Day 2 - Determination of cell number with the BioTek Cytation-1 Cell Imaging Multimode Reader after Seahorse experiment
Day 2 - Determination of cell number with the BioTek Cytation-1 Cell Imaging Multimode Reader after Seahorse experiment
10m
10m
Switch on the BioTek Cytation-1 Cell Imaging Multimode Reader and computer - may require booking out in advance. Let the reader and computer start up (~00:05:00 ).
5m
Take the Miniplate out of the Seahorse machine.
Place the Miniplate in the metal adaptor (very snug fit) and place in the plate holder of the BioTek Cytation-1 Cell Imaging Multimode Reader with well A at the top (see picture).
Start the Gen5 programme by clicking on the icon on the screen.

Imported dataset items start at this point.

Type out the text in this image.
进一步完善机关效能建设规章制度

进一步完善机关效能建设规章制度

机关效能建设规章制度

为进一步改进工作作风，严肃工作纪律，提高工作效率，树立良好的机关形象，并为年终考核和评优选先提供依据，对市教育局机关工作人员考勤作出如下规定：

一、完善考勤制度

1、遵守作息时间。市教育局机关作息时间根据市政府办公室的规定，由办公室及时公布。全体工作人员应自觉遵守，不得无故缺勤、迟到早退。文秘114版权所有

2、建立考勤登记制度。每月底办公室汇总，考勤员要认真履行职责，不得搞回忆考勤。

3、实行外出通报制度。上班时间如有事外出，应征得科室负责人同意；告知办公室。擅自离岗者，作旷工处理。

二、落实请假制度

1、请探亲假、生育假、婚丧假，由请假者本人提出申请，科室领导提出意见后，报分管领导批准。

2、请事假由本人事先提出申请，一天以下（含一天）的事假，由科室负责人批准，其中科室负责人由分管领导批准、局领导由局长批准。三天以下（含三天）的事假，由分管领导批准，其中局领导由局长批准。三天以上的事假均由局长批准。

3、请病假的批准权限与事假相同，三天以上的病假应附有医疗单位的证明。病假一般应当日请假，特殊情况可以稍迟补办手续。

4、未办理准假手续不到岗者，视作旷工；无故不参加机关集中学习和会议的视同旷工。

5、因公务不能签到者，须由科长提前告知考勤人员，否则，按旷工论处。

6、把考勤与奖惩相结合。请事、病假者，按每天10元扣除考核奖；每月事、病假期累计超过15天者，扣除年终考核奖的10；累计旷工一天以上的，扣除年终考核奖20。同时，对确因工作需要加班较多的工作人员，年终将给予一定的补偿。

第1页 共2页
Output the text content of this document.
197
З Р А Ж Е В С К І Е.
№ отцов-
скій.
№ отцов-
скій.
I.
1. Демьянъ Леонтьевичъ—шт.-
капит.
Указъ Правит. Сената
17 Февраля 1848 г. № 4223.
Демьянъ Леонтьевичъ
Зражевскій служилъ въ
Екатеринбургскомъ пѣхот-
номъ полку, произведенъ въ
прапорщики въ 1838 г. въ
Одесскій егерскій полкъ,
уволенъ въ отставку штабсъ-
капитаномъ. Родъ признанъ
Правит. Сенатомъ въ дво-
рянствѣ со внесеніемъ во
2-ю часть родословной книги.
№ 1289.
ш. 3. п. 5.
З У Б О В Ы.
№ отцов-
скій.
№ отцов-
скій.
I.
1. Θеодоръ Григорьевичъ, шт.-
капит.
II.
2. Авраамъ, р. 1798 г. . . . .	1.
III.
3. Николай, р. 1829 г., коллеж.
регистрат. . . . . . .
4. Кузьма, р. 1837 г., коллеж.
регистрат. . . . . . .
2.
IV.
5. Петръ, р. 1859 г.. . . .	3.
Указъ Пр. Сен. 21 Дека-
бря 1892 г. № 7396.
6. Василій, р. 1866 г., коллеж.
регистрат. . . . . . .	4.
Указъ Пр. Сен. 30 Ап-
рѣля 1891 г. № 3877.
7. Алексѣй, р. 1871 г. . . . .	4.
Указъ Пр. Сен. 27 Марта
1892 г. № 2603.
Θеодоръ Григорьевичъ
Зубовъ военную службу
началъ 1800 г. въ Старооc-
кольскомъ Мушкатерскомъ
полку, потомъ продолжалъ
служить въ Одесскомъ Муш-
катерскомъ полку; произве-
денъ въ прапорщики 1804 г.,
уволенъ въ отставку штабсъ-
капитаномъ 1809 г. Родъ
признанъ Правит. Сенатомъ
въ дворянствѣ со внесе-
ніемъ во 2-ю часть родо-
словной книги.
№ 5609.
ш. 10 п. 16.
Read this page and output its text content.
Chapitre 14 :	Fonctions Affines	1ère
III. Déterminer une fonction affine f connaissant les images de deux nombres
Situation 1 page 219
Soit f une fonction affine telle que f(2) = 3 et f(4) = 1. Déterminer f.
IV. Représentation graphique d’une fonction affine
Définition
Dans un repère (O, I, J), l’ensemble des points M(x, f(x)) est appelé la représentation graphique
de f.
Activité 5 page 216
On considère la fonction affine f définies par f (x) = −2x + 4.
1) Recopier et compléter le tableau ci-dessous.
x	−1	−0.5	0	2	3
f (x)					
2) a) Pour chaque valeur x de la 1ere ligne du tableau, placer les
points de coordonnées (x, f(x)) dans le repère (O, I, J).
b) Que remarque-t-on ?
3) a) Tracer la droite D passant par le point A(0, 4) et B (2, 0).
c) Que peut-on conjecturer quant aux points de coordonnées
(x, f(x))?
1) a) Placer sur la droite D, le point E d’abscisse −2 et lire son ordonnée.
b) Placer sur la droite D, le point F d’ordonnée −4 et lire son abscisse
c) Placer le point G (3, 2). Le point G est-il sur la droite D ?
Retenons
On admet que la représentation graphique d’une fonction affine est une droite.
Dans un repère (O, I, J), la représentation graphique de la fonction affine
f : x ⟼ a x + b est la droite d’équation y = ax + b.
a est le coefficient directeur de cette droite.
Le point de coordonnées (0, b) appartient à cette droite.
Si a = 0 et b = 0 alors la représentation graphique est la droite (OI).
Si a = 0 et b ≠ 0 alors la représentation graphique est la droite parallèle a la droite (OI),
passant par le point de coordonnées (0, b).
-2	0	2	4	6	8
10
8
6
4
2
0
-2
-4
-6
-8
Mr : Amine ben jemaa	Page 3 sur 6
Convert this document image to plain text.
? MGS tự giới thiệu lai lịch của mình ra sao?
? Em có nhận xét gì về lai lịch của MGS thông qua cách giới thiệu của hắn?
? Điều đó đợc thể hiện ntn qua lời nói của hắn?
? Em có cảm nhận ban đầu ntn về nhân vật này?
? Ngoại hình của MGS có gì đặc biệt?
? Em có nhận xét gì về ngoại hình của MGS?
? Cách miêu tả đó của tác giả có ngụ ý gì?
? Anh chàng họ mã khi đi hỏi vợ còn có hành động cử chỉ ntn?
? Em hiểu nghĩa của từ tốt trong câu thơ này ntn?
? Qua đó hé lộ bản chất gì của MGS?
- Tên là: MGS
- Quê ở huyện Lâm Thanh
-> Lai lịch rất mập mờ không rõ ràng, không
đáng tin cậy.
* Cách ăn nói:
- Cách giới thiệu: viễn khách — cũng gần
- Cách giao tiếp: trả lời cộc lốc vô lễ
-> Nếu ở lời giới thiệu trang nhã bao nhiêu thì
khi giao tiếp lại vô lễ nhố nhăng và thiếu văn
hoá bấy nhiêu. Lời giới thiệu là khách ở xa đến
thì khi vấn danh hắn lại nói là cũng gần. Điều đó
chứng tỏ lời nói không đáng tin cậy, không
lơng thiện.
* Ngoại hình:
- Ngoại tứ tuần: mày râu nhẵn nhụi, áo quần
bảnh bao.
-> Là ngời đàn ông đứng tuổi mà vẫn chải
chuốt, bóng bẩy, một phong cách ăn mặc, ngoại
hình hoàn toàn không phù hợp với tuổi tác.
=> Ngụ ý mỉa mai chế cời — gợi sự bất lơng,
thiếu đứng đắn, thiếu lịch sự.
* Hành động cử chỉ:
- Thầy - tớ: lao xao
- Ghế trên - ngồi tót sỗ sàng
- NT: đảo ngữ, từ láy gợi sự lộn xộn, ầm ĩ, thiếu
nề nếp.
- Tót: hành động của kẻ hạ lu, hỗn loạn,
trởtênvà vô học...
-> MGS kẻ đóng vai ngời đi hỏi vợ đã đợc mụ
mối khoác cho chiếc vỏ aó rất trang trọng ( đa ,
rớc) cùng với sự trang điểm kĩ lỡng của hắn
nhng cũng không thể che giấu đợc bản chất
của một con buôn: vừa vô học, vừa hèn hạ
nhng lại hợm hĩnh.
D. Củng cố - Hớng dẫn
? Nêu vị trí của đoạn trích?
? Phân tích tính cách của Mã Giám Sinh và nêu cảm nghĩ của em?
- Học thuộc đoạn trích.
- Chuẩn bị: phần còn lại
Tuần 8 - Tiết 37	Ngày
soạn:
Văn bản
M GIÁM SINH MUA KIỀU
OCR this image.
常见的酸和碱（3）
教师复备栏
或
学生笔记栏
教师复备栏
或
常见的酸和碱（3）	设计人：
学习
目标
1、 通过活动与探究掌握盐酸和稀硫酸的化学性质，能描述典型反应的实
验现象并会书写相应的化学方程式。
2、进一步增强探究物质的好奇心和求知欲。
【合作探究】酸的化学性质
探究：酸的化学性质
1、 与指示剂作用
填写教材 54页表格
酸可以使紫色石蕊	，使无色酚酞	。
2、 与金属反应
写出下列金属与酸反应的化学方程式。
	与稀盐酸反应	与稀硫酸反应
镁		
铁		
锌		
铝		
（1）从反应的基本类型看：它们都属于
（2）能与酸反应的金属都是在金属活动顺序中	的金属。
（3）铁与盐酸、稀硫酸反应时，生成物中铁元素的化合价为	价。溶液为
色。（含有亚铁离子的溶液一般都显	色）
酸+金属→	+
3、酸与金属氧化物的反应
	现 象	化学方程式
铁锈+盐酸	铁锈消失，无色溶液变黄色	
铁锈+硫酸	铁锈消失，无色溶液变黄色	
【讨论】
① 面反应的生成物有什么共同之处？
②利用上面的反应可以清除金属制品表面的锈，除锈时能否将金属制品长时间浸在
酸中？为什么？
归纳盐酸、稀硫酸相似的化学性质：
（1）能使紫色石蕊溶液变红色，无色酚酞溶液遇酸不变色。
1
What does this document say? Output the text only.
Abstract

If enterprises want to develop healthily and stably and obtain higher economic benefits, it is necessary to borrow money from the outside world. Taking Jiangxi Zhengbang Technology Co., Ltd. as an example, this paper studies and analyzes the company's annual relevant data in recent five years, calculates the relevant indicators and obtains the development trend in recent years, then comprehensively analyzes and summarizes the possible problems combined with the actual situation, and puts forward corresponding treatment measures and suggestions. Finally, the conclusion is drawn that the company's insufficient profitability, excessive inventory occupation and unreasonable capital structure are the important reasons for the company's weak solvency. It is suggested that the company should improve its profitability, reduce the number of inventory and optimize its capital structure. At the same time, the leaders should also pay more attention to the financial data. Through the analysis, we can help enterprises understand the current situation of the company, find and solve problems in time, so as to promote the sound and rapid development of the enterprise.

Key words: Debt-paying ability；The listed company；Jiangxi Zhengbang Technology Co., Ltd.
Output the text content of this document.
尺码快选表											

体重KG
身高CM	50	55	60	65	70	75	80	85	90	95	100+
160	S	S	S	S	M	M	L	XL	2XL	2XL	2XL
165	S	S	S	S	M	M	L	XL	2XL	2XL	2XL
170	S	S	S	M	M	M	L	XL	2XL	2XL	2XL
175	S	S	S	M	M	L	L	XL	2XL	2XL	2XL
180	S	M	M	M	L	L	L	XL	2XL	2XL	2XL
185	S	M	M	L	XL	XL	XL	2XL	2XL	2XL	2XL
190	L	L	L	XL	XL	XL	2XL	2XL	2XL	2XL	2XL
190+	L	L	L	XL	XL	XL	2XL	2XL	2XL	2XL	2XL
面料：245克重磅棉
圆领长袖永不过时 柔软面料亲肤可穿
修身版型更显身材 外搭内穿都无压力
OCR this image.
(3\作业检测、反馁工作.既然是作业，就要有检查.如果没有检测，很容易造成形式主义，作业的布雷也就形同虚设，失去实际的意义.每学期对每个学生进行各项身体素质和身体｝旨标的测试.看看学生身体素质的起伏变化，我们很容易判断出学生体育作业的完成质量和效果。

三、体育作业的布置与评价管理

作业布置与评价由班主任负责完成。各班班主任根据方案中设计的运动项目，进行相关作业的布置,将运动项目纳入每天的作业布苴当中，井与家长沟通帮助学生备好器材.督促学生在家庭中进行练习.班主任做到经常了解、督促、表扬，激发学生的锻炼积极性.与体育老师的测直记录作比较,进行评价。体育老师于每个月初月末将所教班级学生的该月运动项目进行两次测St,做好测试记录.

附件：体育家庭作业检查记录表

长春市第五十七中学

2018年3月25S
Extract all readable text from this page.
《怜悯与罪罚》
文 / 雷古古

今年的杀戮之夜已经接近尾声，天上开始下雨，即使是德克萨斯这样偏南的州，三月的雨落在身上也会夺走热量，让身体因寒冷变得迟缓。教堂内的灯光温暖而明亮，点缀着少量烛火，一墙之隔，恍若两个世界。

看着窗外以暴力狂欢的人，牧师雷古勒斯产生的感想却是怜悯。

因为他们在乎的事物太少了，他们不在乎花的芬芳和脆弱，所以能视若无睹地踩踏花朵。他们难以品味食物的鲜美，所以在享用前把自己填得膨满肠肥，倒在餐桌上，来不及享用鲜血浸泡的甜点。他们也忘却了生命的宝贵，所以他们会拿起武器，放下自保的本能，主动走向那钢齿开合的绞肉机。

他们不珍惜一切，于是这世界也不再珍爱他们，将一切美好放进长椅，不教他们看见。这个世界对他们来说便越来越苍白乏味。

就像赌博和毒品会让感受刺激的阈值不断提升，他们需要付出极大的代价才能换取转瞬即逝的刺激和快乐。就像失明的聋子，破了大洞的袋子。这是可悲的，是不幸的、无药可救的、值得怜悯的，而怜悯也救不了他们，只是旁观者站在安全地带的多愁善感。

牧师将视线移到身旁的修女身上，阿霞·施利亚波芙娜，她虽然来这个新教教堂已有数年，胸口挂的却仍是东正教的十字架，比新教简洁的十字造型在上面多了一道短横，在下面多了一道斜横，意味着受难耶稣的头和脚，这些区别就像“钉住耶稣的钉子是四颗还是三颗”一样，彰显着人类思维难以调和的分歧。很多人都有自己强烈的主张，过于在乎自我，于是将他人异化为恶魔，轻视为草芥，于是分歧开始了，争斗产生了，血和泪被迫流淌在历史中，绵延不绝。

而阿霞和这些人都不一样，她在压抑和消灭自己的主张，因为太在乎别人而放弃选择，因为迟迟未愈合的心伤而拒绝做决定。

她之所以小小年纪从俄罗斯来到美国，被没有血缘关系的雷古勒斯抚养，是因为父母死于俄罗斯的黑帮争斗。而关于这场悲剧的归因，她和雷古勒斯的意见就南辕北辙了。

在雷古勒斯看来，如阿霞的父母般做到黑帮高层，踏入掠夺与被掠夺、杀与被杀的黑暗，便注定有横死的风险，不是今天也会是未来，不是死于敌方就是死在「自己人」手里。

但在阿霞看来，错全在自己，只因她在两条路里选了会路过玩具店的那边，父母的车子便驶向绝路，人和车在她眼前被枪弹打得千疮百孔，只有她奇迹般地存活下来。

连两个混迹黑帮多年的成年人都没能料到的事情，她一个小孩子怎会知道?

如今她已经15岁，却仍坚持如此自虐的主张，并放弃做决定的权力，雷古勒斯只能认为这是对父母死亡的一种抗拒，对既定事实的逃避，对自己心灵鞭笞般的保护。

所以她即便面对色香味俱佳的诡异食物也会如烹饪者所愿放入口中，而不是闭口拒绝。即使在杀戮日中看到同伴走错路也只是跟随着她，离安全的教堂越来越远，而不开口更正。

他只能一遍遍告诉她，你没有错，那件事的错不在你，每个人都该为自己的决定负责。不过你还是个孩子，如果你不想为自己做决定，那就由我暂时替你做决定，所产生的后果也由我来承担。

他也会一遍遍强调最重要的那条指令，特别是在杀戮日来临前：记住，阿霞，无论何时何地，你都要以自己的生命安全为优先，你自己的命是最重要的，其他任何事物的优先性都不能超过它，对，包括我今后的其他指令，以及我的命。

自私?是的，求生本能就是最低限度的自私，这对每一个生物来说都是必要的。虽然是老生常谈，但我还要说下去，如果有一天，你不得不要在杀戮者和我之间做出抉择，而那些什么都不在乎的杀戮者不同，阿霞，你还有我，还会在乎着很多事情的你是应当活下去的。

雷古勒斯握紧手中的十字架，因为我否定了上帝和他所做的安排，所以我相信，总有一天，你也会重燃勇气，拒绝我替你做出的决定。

Open the existing protocol “JWT 8 well seahorse DAPI only” in the Task Manager window. (Cancel saving “Experiment1”.)
Click “OK” when the plate is loaded in the plate holder to start the analysis. There should not be a lid on the miniplate but, on the screen, the box “Use lid” can be checked and let the machine record the images (~00:05:00 ).
5m
Save the Excel file to save the images.
Click on an image of a well to open the analyses window - in the Gen5 software.
Deselect the “SEAHORSE: bright Field” box, so that only the “SEAHORSE DAPI” box is selected. Then Click on “Analyse” (middle top of the screen).
Select “I want to edit an existing Image Analysis step”.
Click on “Cellular Analysis Cell Count” and click “OK”. Then click on “Options”.
Make changes so that most nuclei are counted. Here we checked the “Auto” box (top left of screen). Changed the min object size to 5um and the max object size to 40um, in the advanced setting we also changed the image smoothing strength to 1. Then click on “APPLY CHANGES”.
The cell count is given on the top right side of the screen. Close window (“X”, top right of the screen). Write down cell numbers for each well. Multiply the cell count by 10 to get the number of cells per well. This is used to normalise the data in the Wave Programme.